Il tribunale del Riesame di Roma, accogliendo un’istanza del procuratore aggiunto Paolo Ielo e del sostituto Stefano Rocco Fava, ha disposto per Enrico Caria, 57 anni, ex giudice della sezione Fallimentare del tribunale di Napoli Nord e di quello di Santa Maria Capua Vetere, gli arresti domiciliari per l’accusa di corruzione. Misura cautelare che resta pendente in attesa della decisione della Cassazione.
Caria è coinvolto in un’indagine che tira in ballo 15 persone su presunti illeciti nell’assegnazione di incarichi a professionisti nominati nell’ambito di procedure fallimentari. Il Riesame ha anche disposto una serie di misure interdittive, della durata di un anno, nei confronti di quattro indagati, tra cui la compagna del giudice, un architetto, un consulente e un commissario giudiziale già coinvolto come testimone nella vicenda Consip.
Il Riesame ritiene “concreto il pericolo di reiterazione del reato in quanto fondato su elementi reali e non ipotetici”. Per i giudici della Libertà, Caria “ha commesso reiterate violazioni ai doveri di lealtà e imparzialità nell’esercizio delle funzioni di giudice delegato – è detto nel provvedimento di 118 pagine – tanto da consentire la conclusione che l’incarico presso la sezione fallimentare era per lui anche un canale di entrate integrative per mantenere un tenore di vita probabilmente superiore a quello che il magistrato avrebbe potuto permettersi facendo unicamente affidamento sulle sole fonti lecite di guadagno”.

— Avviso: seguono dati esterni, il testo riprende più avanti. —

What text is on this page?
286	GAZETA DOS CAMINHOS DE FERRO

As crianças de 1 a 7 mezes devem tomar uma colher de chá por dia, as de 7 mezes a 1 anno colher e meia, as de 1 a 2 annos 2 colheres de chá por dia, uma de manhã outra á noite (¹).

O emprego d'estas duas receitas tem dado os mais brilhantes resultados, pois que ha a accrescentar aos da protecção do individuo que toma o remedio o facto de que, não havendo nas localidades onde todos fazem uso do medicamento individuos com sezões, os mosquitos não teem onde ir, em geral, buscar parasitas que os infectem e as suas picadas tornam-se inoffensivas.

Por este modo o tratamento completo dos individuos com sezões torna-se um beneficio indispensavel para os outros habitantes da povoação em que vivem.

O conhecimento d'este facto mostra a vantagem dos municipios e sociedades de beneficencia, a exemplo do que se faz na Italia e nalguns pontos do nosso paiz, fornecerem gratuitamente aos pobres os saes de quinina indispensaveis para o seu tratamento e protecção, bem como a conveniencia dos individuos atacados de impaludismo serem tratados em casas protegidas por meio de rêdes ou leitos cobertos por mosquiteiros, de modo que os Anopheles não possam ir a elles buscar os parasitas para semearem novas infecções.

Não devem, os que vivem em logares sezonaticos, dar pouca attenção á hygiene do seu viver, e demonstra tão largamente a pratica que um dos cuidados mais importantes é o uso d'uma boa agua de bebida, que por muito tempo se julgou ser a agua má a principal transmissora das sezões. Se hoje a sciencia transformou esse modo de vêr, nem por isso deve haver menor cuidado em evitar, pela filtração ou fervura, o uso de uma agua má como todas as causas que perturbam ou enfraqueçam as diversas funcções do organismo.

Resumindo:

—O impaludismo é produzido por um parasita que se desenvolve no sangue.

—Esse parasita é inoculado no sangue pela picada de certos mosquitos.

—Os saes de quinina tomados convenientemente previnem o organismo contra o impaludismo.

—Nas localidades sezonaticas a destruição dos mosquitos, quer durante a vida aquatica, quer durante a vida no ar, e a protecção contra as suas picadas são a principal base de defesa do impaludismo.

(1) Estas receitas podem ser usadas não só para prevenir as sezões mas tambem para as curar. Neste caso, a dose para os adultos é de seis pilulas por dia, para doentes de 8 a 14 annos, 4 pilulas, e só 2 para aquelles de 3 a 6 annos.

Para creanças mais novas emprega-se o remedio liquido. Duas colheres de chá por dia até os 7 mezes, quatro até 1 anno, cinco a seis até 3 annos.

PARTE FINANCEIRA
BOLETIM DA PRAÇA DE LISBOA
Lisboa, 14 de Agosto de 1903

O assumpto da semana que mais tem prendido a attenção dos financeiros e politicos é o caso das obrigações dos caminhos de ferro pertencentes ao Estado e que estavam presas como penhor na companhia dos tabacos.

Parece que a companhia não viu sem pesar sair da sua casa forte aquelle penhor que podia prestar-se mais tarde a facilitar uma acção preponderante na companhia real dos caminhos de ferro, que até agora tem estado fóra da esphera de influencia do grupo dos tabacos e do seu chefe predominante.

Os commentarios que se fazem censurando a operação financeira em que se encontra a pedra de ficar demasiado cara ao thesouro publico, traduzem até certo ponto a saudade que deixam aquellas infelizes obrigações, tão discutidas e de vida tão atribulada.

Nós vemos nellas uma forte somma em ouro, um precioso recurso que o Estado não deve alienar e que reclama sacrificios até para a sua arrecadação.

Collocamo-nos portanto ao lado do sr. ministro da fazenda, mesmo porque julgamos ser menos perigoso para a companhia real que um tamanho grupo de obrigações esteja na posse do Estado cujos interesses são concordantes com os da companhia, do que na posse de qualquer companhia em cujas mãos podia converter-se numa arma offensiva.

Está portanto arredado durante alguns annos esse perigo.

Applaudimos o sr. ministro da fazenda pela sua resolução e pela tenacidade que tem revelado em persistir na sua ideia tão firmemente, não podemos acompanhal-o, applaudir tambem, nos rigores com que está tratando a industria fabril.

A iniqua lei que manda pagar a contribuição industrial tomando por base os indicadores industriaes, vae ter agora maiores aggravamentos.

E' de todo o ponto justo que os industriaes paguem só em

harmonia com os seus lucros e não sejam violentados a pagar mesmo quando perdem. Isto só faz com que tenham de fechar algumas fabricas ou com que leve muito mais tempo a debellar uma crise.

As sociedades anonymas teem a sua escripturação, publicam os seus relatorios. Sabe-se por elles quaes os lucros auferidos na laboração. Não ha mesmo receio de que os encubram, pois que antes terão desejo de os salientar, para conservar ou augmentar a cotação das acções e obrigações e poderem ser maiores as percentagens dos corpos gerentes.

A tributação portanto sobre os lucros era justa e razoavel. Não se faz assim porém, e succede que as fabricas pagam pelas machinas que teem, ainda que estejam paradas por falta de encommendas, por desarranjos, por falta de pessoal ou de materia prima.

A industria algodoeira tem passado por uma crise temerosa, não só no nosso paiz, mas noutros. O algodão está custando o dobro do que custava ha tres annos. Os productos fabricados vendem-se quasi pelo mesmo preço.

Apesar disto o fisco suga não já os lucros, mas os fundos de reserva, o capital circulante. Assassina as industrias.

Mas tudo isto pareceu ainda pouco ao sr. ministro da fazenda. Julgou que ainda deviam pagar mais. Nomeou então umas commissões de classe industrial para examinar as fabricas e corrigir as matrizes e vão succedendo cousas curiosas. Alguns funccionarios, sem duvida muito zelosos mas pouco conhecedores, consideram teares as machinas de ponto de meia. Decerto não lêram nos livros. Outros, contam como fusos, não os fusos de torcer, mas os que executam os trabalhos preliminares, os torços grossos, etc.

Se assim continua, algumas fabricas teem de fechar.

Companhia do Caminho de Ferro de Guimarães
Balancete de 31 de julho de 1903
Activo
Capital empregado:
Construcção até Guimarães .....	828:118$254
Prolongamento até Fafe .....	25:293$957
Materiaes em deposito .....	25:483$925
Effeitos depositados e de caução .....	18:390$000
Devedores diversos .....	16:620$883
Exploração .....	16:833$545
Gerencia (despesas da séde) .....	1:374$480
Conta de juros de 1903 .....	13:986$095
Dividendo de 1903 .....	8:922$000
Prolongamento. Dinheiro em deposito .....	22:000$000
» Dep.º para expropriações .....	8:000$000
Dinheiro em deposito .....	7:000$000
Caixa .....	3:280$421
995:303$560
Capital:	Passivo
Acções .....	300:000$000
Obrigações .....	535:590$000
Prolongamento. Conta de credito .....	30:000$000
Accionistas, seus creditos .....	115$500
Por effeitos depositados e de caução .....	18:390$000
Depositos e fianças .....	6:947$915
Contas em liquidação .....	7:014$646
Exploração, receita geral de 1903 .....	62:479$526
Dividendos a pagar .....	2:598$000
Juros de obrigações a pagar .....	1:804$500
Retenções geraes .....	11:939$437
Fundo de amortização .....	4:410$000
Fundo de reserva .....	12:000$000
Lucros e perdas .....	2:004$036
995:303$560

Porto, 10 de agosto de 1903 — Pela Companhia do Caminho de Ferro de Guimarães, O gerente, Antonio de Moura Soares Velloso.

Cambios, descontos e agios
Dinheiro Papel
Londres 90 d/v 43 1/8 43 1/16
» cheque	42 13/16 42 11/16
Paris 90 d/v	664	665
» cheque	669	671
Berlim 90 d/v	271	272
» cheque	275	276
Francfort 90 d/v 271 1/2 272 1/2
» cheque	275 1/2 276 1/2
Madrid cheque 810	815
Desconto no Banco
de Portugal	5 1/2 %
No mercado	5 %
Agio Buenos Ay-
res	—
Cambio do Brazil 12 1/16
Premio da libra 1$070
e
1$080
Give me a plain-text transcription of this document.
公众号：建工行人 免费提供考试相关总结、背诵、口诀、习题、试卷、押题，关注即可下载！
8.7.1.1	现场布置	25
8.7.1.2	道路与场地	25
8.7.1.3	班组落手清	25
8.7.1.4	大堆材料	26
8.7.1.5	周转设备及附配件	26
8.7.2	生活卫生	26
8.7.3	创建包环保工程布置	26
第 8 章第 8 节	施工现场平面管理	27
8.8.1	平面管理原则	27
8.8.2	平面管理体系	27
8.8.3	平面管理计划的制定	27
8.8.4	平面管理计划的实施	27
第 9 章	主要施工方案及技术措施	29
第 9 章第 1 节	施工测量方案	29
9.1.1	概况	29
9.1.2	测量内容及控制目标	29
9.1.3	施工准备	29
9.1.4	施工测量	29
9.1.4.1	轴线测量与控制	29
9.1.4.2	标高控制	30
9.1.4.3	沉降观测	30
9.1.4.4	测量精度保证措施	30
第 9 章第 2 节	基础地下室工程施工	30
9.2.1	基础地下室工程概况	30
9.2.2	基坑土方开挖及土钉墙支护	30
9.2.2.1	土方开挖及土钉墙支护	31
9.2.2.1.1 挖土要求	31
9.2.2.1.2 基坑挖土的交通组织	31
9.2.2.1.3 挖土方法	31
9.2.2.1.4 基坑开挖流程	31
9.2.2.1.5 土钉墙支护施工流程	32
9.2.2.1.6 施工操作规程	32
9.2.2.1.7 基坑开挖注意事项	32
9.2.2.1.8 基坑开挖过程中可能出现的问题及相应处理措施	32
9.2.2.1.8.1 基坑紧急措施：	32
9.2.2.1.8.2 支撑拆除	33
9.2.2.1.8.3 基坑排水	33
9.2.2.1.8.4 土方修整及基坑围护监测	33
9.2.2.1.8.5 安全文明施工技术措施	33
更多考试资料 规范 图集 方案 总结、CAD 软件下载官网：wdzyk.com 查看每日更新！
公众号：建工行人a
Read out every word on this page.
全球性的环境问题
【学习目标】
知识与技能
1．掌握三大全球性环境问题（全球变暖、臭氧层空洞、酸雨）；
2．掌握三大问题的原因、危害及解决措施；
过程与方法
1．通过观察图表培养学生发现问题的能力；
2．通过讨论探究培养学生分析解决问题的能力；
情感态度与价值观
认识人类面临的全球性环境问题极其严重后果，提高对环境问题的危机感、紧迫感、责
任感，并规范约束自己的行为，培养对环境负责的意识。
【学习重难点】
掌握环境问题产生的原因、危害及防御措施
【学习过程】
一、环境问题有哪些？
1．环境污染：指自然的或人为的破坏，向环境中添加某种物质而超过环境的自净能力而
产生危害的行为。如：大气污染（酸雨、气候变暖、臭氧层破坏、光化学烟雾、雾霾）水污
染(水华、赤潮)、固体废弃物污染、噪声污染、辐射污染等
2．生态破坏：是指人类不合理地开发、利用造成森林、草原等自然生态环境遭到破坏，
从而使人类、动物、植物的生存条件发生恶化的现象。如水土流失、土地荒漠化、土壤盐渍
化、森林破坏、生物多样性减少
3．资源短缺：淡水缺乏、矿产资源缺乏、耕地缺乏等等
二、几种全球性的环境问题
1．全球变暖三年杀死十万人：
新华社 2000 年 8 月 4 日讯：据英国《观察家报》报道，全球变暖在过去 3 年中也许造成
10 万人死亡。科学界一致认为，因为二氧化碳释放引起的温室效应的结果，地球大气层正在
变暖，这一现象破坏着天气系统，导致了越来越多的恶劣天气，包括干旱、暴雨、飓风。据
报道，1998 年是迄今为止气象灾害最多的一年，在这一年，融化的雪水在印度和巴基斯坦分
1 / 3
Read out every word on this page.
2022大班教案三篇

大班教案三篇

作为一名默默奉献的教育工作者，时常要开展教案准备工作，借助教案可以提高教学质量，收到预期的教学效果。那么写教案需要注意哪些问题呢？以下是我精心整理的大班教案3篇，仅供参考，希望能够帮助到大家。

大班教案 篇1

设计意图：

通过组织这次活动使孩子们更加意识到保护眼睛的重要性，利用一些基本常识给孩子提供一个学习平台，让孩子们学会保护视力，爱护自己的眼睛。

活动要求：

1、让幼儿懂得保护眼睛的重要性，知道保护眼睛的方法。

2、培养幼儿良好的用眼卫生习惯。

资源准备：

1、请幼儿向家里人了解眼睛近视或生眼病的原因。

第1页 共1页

Il Riesame ha riconosciuto almeno cinque episodi di corruzione, rispetto alla dozzina contestata dai pm di Roma. “E’ emersa una spiccata tendenza di Caria – scrivono i magistrati di piazzale Clodio – a chiedere e ad accettare favori e regalie dai professionisti con cui veniva in contatto, a dimostrazione del fatto che quella di ricevere utilità era per lui una vera e propria prassi, una consolidata modalità di esercizio del potere giurisdizionale”. Tra i fallimenti curati dal giudice Caria c’è quello del consorzio orafo “Oromare” di Marcianise (Caserta).